I take a medication that treats a condition I’ve lived with all my life. Every three months I make an appointment with my doctor to get the prescription renewed. Because this kind of specialist is in such short supply, I often cannot even get an appointment to see my doctor within three months of my last visit. If I can’t get an appointment in time, there’s nothing the pharmacist can do except let me run out of my medication.
I’m lucky; with my condition this is merely an inconvenience. For Arizonans with more serious conditions, missing a dosage can mean an expensive trip to the emergency room, or worse. My brother is one of the paramedics who is first on the scene and it pains me to watch him have to deal with preventable emergencies.
Back to my story. Once I finally get my appointment, I must take several hours off work, drive to the hospital, check in with the receptionist, and wait in reception area with other people, some of whom are really sick. Then a nurse walks me back to the doctor’s office where I answer a few questions and, poof! My prescription is renewed. That’s the process I go through every three months. Am I right to believe this could be handled in five minutes over the phone? Does it have to consume the time of several trained medical workers, use up scarce hospital space, waste three hours of my own time, put me in a room with whatever pathogens are floating around the hospital. And cost me $200 for a two-minute office visit?
Next, I drive to pick up my prescription. It’s a common medication, but the pharmacy cannot buy it from the cheapest provider. It must instead buy the medicine from a company with an Arizona license even if a company licensed in another state has a better price. As a consequence, by the time it gets to me, my prescription costs $500. Does any of this sound familiar?
None of this is the hospital’s fault, or the pharmacy’s. Both are simply following Arizona law.
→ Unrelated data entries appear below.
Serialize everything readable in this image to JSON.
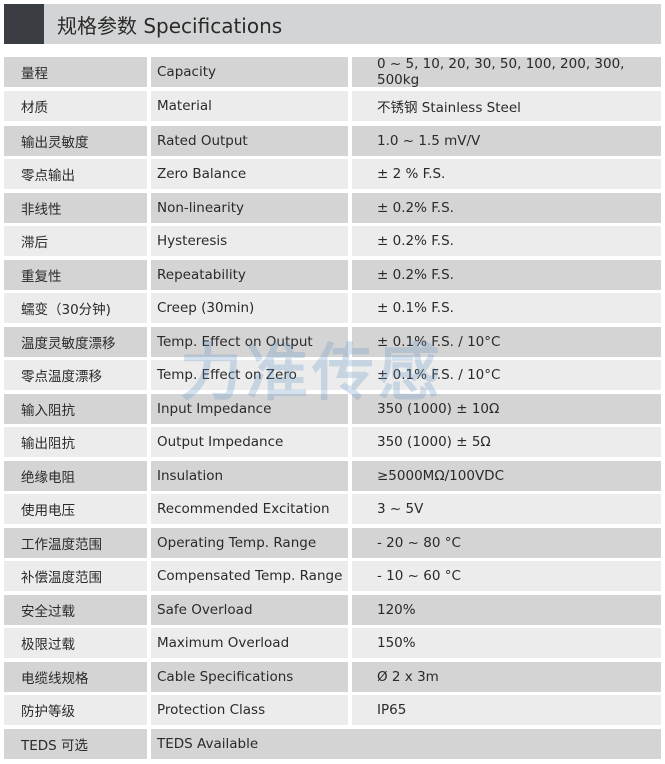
{
  "header": {
    "title": "规格参数 Specifications"
  },
  "watermark": "力准传感",
  "colors": {
    "header_square": "#3a3d42",
    "header_bg": "#d3d4d5",
    "row_dark": "#d4d4d4",
    "row_light": "#ececec",
    "watermark": "#6496c8"
  },
  "rows": [
    {
      "zh": "量程",
      "en": "Capacity",
      "value": "0 ~ 5, 10, 20, 30, 50, 100, 200, 300, 500kg"
    },
    {
      "zh": "材质",
      "en": "Material",
      "value": "不锈钢 Stainless Steel"
    },
    {
      "zh": "输出灵敏度",
      "en": "Rated Output",
      "value": "1.0 ~ 1.5 mV/V"
    },
    {
      "zh": "零点输出",
      "en": "Zero Balance",
      "value": "± 2 % F.S."
    },
    {
      "zh": "非线性",
      "en": "Non-linearity",
      "value": "± 0.2% F.S."
    },
    {
      "zh": "滞后",
      "en": "Hysteresis",
      "value": "± 0.2% F.S."
    },
    {
      "zh": "重复性",
      "en": "Repeatability",
      "value": "± 0.2% F.S."
    },
    {
      "zh": "蠕变（30分钟)",
      "en": "Creep (30min)",
      "value": "± 0.1% F.S."
    },
    {
      "zh": "温度灵敏度漂移",
      "en": "Temp. Effect on Output",
      "value": "± 0.1% F.S. / 10°C"
    },
    {
      "zh": "零点温度漂移",
      "en": "Temp. Effect on Zero",
      "value": "± 0.1% F.S. / 10°C"
    },
    {
      "zh": "输入阻抗",
      "en": "Input Impedance",
      "value": "350 (1000) ± 10Ω"
    },
    {
      "zh": "输出阻抗",
      "en": "Output Impedance",
      "value": "350 (1000) ± 5Ω"
    },
    {
      "zh": "绝缘电阻",
      "en": "Insulation",
      "value": "≥5000MΩ/100VDC"
    },
    {
      "zh": "使用电压",
      "en": "Recommended Excitation",
      "value": "3 ~ 5V"
    },
    {
      "zh": "工作温度范围",
      "en": "Operating Temp. Range",
      "value": "- 20 ~ 80 °C"
    },
    {
      "zh": "补偿温度范围",
      "en": "Compensated Temp. Range",
      "value": "- 10 ~ 60 °C"
    },
    {
      "zh": "安全过载",
      "en": "Safe Overload",
      "value": "120%"
    },
    {
      "zh": "极限过载",
      "en": "Maximum Overload",
      "value": "150%"
    },
    {
      "zh": "电缆线规格",
      "en": "Cable Specifications",
      "value": "Ø 2 x 3m"
    },
    {
      "zh": "防护等级",
      "en": "Protection Class",
      "value": "IP65"
    },
    {
      "zh": "TEDS 可选",
      "en": "TEDS Available"
    }
  ]
}
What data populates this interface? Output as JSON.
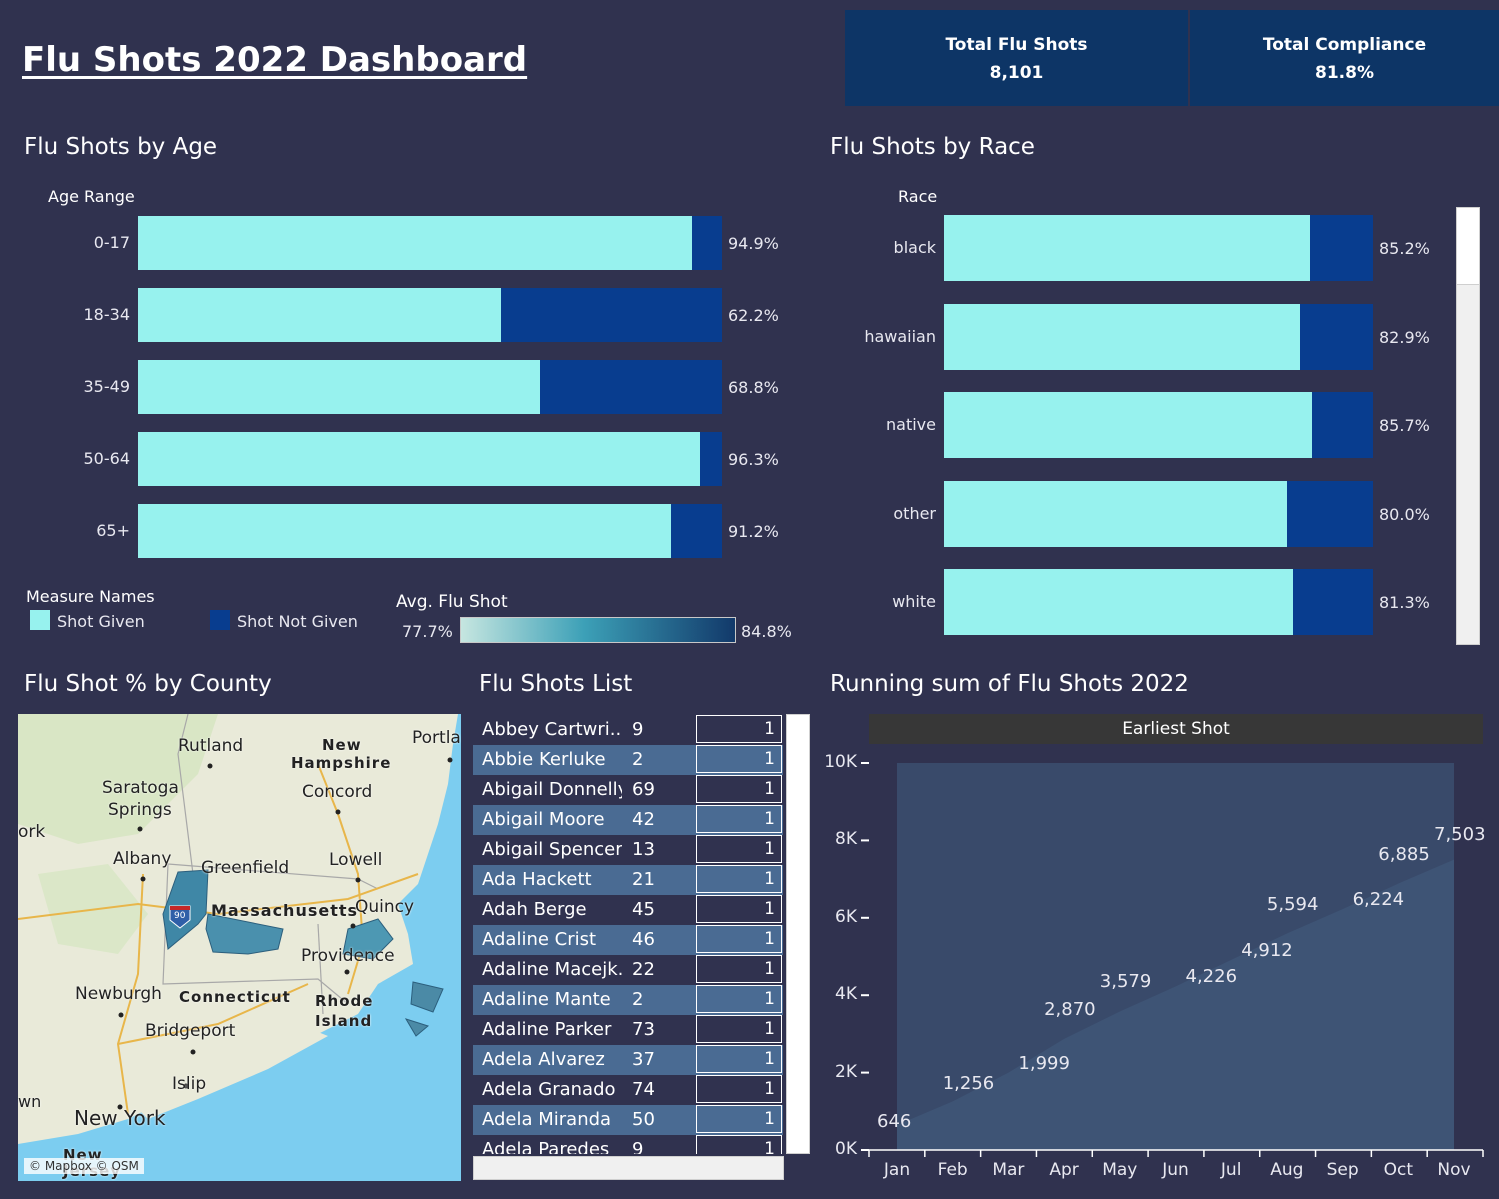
{
  "title": "Flu Shots 2022 Dashboard",
  "kpis": [
    {
      "label": "Total Flu Shots",
      "value": "8,101"
    },
    {
      "label": "Total Compliance",
      "value": "81.8%"
    }
  ],
  "colors": {
    "background": "#30324f",
    "shot_given": "#97f2ee",
    "shot_not_given": "#083d8f",
    "kpi_bg": "#0d3566",
    "area": "#3e5475",
    "area_bg": "#394a6a"
  },
  "age_section": {
    "title": "Flu Shots by Age",
    "header": "Age Range"
  },
  "race_section": {
    "title": "Flu Shots by Race",
    "header": "Race"
  },
  "legend": {
    "title": "Measure Names",
    "items": [
      "Shot Given",
      "Shot Not Given"
    ],
    "gradient_title": "Avg. Flu Shot",
    "gradient_min": "77.7%",
    "gradient_max": "84.8%"
  },
  "map_section": {
    "title": "Flu Shot % by County",
    "credit": "© Mapbox © OSM",
    "labels": [
      "Rutland",
      "New",
      "Hampshire",
      "Portla",
      "Saratoga",
      "Springs",
      "Concord",
      "ork",
      "Albany",
      "Greenfield",
      "Lowell",
      "Massachusetts",
      "Quincy",
      "Providence",
      "Newburgh",
      "Connecticut",
      "Rhode",
      "Island",
      "Bridgeport",
      "Islip",
      "New York",
      "wn",
      "New",
      "Jersey",
      "90"
    ]
  },
  "list_section": {
    "title": "Flu Shots List",
    "rows": [
      {
        "name": "Abbey Cartwri..",
        "age": "9",
        "count": "1"
      },
      {
        "name": "Abbie Kerluke",
        "age": "2",
        "count": "1"
      },
      {
        "name": "Abigail Donnelly",
        "age": "69",
        "count": "1"
      },
      {
        "name": "Abigail Moore",
        "age": "42",
        "count": "1"
      },
      {
        "name": "Abigail Spencer",
        "age": "13",
        "count": "1"
      },
      {
        "name": "Ada Hackett",
        "age": "21",
        "count": "1"
      },
      {
        "name": "Adah Berge",
        "age": "45",
        "count": "1"
      },
      {
        "name": "Adaline Crist",
        "age": "46",
        "count": "1"
      },
      {
        "name": "Adaline Macejk..",
        "age": "22",
        "count": "1"
      },
      {
        "name": "Adaline Mante",
        "age": "2",
        "count": "1"
      },
      {
        "name": "Adaline Parker",
        "age": "73",
        "count": "1"
      },
      {
        "name": "Adela Alvarez",
        "age": "37",
        "count": "1"
      },
      {
        "name": "Adela Granado",
        "age": "74",
        "count": "1"
      },
      {
        "name": "Adela Miranda",
        "age": "50",
        "count": "1"
      },
      {
        "name": "Adela Paredes",
        "age": "9",
        "count": "1"
      }
    ]
  },
  "running_section": {
    "title": "Running sum of Flu Shots 2022",
    "header": "Earliest Shot"
  },
  "chart_data": [
    {
      "type": "bar",
      "title": "Flu Shots by Age",
      "stacked": true,
      "orientation": "horizontal",
      "categories": [
        "0-17",
        "18-34",
        "35-49",
        "50-64",
        "65+"
      ],
      "series": [
        {
          "name": "Shot Given",
          "values": [
            94.9,
            62.2,
            68.8,
            96.3,
            91.2
          ]
        },
        {
          "name": "Shot Not Given",
          "values": [
            5.1,
            37.8,
            31.2,
            3.7,
            8.8
          ]
        }
      ],
      "labels": [
        "94.9%",
        "62.2%",
        "68.8%",
        "96.3%",
        "91.2%"
      ],
      "xlim": [
        0,
        100
      ]
    },
    {
      "type": "bar",
      "title": "Flu Shots by Race",
      "stacked": true,
      "orientation": "horizontal",
      "categories": [
        "black",
        "hawaiian",
        "native",
        "other",
        "white"
      ],
      "series": [
        {
          "name": "Shot Given",
          "values": [
            85.2,
            82.9,
            85.7,
            80.0,
            81.3
          ]
        },
        {
          "name": "Shot Not Given",
          "values": [
            14.8,
            17.1,
            14.3,
            20.0,
            18.7
          ]
        }
      ],
      "labels": [
        "85.2%",
        "82.9%",
        "85.7%",
        "80.0%",
        "81.3%"
      ],
      "xlim": [
        0,
        100
      ]
    },
    {
      "type": "area",
      "title": "Running sum of Flu Shots 2022",
      "x": [
        "Jan",
        "Feb",
        "Mar",
        "Apr",
        "May",
        "Jun",
        "Jul",
        "Aug",
        "Sep",
        "Oct",
        "Nov"
      ],
      "values": [
        646,
        1256,
        1999,
        2870,
        3579,
        4226,
        4912,
        5594,
        6224,
        6885,
        7503
      ],
      "labels": [
        "646",
        "1,256",
        "1,999",
        "2,870",
        "3,579",
        "4,226",
        "4,912",
        "5,594",
        "6,224",
        "6,885",
        "7,503"
      ],
      "yticks": [
        "0K",
        "2K",
        "4K",
        "6K",
        "8K",
        "10K"
      ],
      "ylim": [
        0,
        10000
      ]
    }
  ]
}
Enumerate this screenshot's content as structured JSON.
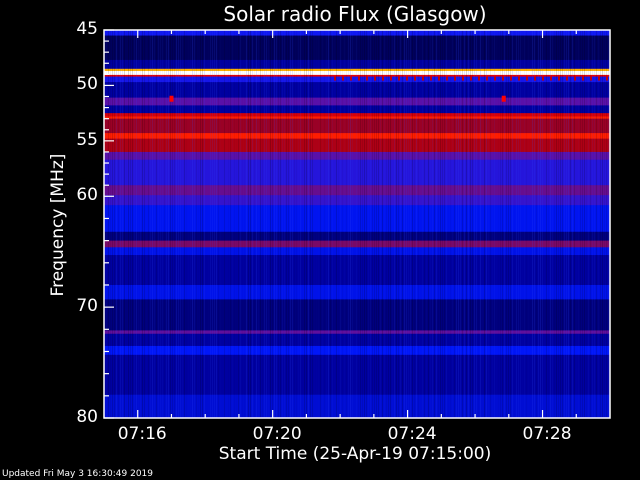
{
  "chart_data": {
    "type": "heatmap",
    "title": "Solar radio Flux (Glasgow)",
    "xlabel": "Start Time (25-Apr-19 07:15:00)",
    "ylabel": "Frequency [MHz]",
    "x_range": [
      "07:15:00",
      "07:30:00"
    ],
    "x_ticks": [
      "07:16",
      "07:20",
      "07:24",
      "07:28"
    ],
    "x_tick_minutes": [
      16,
      20,
      24,
      28
    ],
    "y_range": [
      45,
      80
    ],
    "y_inverted": true,
    "y_ticks": [
      45,
      50,
      55,
      60,
      70,
      80
    ],
    "y_tick_labels": [
      "45",
      "50",
      "55",
      "60",
      "70",
      "80"
    ],
    "colormap": [
      [
        0.0,
        "#000018"
      ],
      [
        0.2,
        "#0000a0"
      ],
      [
        0.33,
        "#0018ff"
      ],
      [
        0.45,
        "#5a10a8"
      ],
      [
        0.56,
        "#a00018"
      ],
      [
        0.7,
        "#ff0000"
      ],
      [
        0.82,
        "#ffb000"
      ],
      [
        1.0,
        "#ffffff"
      ]
    ],
    "intensity_profile": [
      {
        "f": [
          45.0,
          45.5
        ],
        "v": 0.35
      },
      {
        "f": [
          45.5,
          47.7
        ],
        "v": 0.1
      },
      {
        "f": [
          47.7,
          48.5
        ],
        "v": 0.2
      },
      {
        "f": [
          48.5,
          48.7
        ],
        "v": 0.82
      },
      {
        "f": [
          48.7,
          49.05
        ],
        "v": 1.0
      },
      {
        "f": [
          49.05,
          49.2
        ],
        "v": 0.66
      },
      {
        "f": [
          49.2,
          49.7
        ],
        "v": 0.36
      },
      {
        "f": [
          49.7,
          51.1
        ],
        "v": 0.2
      },
      {
        "f": [
          51.1,
          51.8
        ],
        "v": 0.45
      },
      {
        "f": [
          51.8,
          52.5
        ],
        "v": 0.2
      },
      {
        "f": [
          52.5,
          52.8
        ],
        "v": 0.64
      },
      {
        "f": [
          52.8,
          53.0
        ],
        "v": 0.72
      },
      {
        "f": [
          53.0,
          54.3
        ],
        "v": 0.55
      },
      {
        "f": [
          54.3,
          54.8
        ],
        "v": 0.72
      },
      {
        "f": [
          54.8,
          56.0
        ],
        "v": 0.58
      },
      {
        "f": [
          56.0,
          56.7
        ],
        "v": 0.45
      },
      {
        "f": [
          56.7,
          59.0
        ],
        "v": 0.38
      },
      {
        "f": [
          59.0,
          59.9
        ],
        "v": 0.47
      },
      {
        "f": [
          59.9,
          60.8
        ],
        "v": 0.4
      },
      {
        "f": [
          60.8,
          63.2
        ],
        "v": 0.31
      },
      {
        "f": [
          63.2,
          64.0
        ],
        "v": 0.15
      },
      {
        "f": [
          64.0,
          64.6
        ],
        "v": 0.5
      },
      {
        "f": [
          64.6,
          65.3
        ],
        "v": 0.3
      },
      {
        "f": [
          65.3,
          68.0
        ],
        "v": 0.2
      },
      {
        "f": [
          68.0,
          69.3
        ],
        "v": 0.3
      },
      {
        "f": [
          69.3,
          72.1
        ],
        "v": 0.15
      },
      {
        "f": [
          72.1,
          72.4
        ],
        "v": 0.46
      },
      {
        "f": [
          72.4,
          73.5
        ],
        "v": 0.2
      },
      {
        "f": [
          73.5,
          74.3
        ],
        "v": 0.32
      },
      {
        "f": [
          74.3,
          77.9
        ],
        "v": 0.2
      },
      {
        "f": [
          77.9,
          80.0
        ],
        "v": 0.27
      }
    ],
    "spikes": [
      {
        "time_min": 17.0,
        "f": 51.2,
        "v": 0.7
      },
      {
        "time_min": 26.85,
        "f": 51.2,
        "v": 0.7
      }
    ],
    "grid": false
  },
  "footer": {
    "updated": "Updated Fri May  3 16:30:49 2019"
  }
}
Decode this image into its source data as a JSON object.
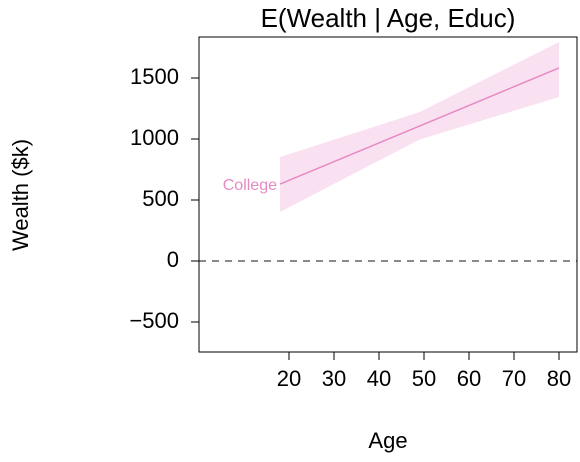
{
  "chart_data": {
    "type": "line",
    "title": "E(Wealth | Age, Educ)",
    "xlabel": "Age",
    "ylabel": "Wealth ($k)",
    "x": [
      18,
      49,
      80
    ],
    "series": [
      {
        "name": "College",
        "color": "#e78ac3",
        "band_color": "#fae1f1",
        "values": [
          631,
          1106,
          1582
        ],
        "lower": [
          402,
          995,
          1344
        ],
        "upper": [
          852,
          1220,
          1795
        ]
      }
    ],
    "reference_line": 0,
    "xlim": [
      0,
      84
    ],
    "xticks": [
      20,
      30,
      40,
      50,
      60,
      70,
      80
    ],
    "ylim": [
      -746,
      1836
    ],
    "yticks": [
      {
        "value": -500,
        "label": "−500"
      },
      0,
      500,
      1000,
      1500
    ]
  }
}
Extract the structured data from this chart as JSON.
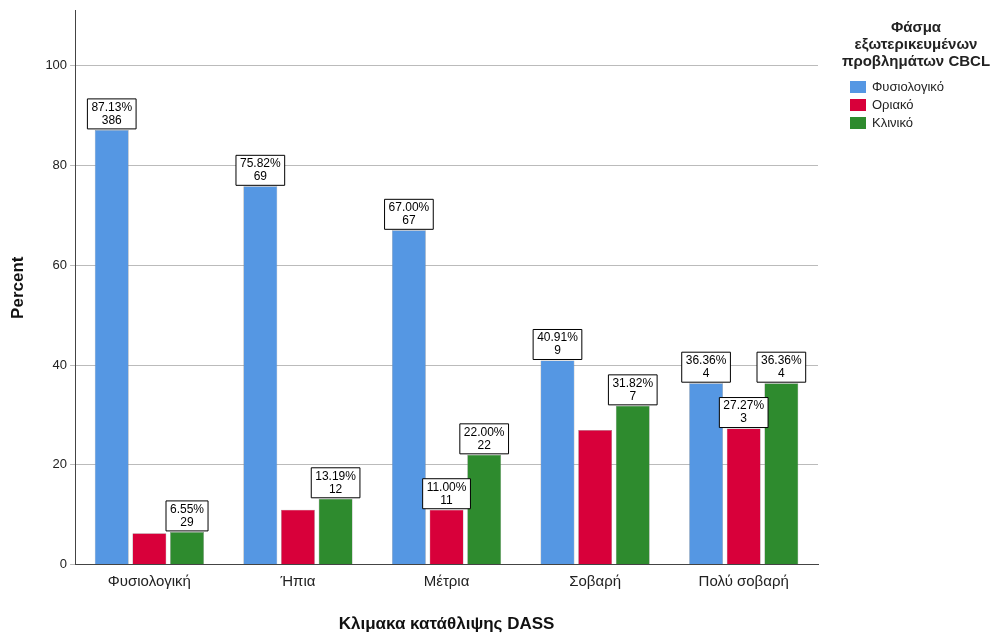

Normally, high prices are simply a function of demand exceeding supply. But, in the case of healthcare, government-imposed mandates also add costs through inefficiency. The way to lower prices is to have adequate supply and most importantly, eliminate the inefficiency.
When COVID-19 hit, increasing the supply and streamlining the delivery of medical services suddenly became a top priority. Through temporary executive orders, Governor Ducey allowed pharmacists to dispense 90-day maintenance supplies of medication when patients could not immediately visit their doctors. The order permitted physicians to prescribe medicine over the phone, and gave pharmacies the ability to purchase medication from companies licensed anywhere in the country. In other words, medical professionals, not bureaucrats, were put in charge for a change. The result? Enough supply and efficient processes.
I’m not alone in my story. Other people’s stories are far worse than mine. This has to stop. When you elect me to the state Senate, you can count on me to fight to make these “temporary” measures permanent. Help me get there and we can end this kind of story once and for all.